Optimization on Submanifolds of Convolution Kernels in CNNs
This work provides a theoretical foundation for kernel normalization methods in CNNs, which is incremental but addresses a gap in understanding for researchers and practitioners in deep learning.
The paper tackled the lack of theoretical understanding of kernel normalization methods in CNNs by developing a geometric framework to analyze their effects on optimization geometry, and proposed a new SGD algorithm that ensures convergence and achieves state-of-the-art performance on major image classification benchmarks.

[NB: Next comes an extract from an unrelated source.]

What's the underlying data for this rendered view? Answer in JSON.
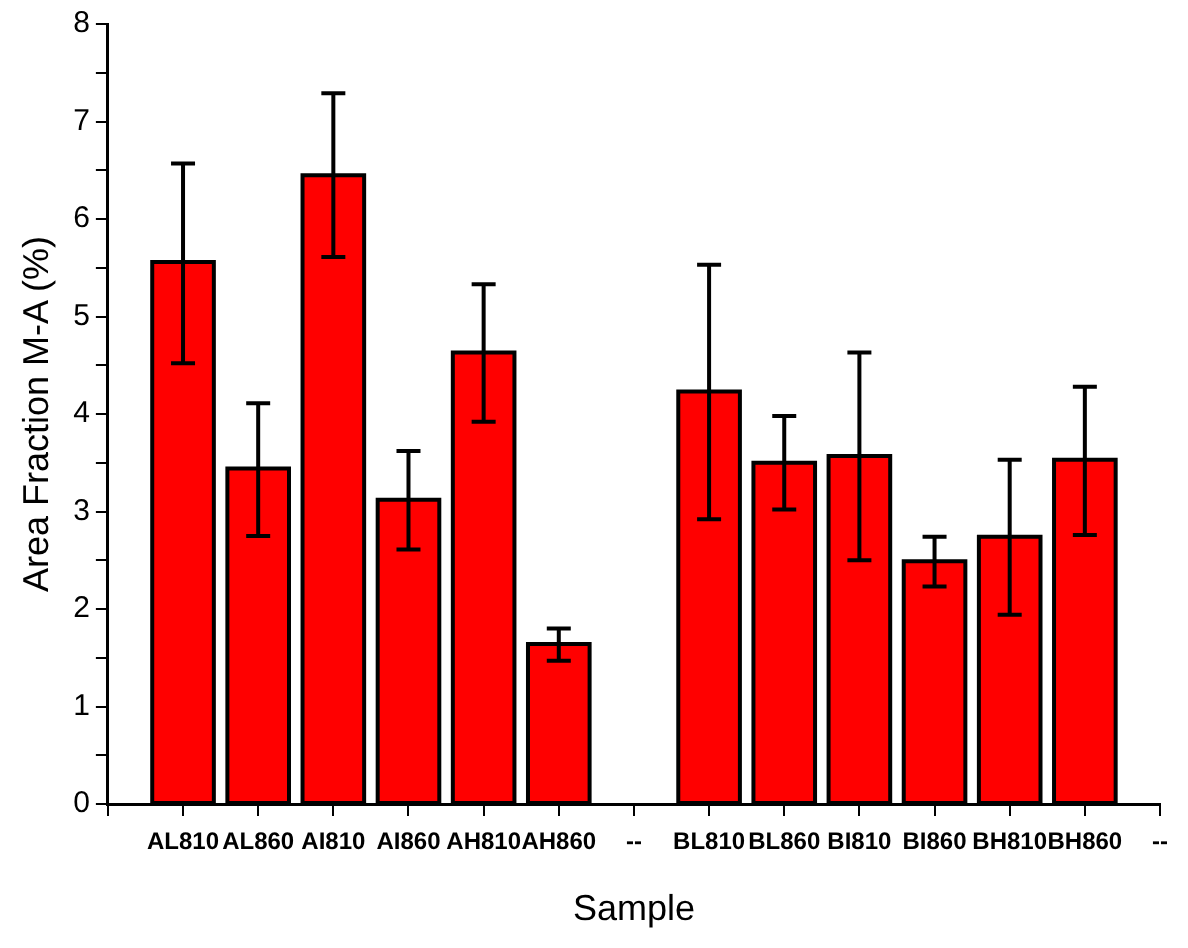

Kernel normalization methods have been employed to improve robustness of optimization methods to reparametrization of convolution kernels, covariate shift, and to accelerate training of Convolutional Neural Networks (CNNs). However, our understanding of theoretical properties of these methods has lagged behind their success in applications. We develop a geometric framework to elucidate underlying mechanisms of a diverse range of kernel normalization methods. Our framework enables us to expound and identify geometry of space of normalized kernels. We analyze and delineate how state-of-the-art kernel normalization methods affect the geometry of search spaces of the stochastic gradient descent (SGD) algorithms in CNNs. Following our theoretical results, we propose a SGD algorithm with assurance of almost sure convergence of the methods to a solution at single minimum of classification loss of CNNs. Experimental results show that the proposed method achieves state-of-the-art performance for major image classification benchmarks with CNNs.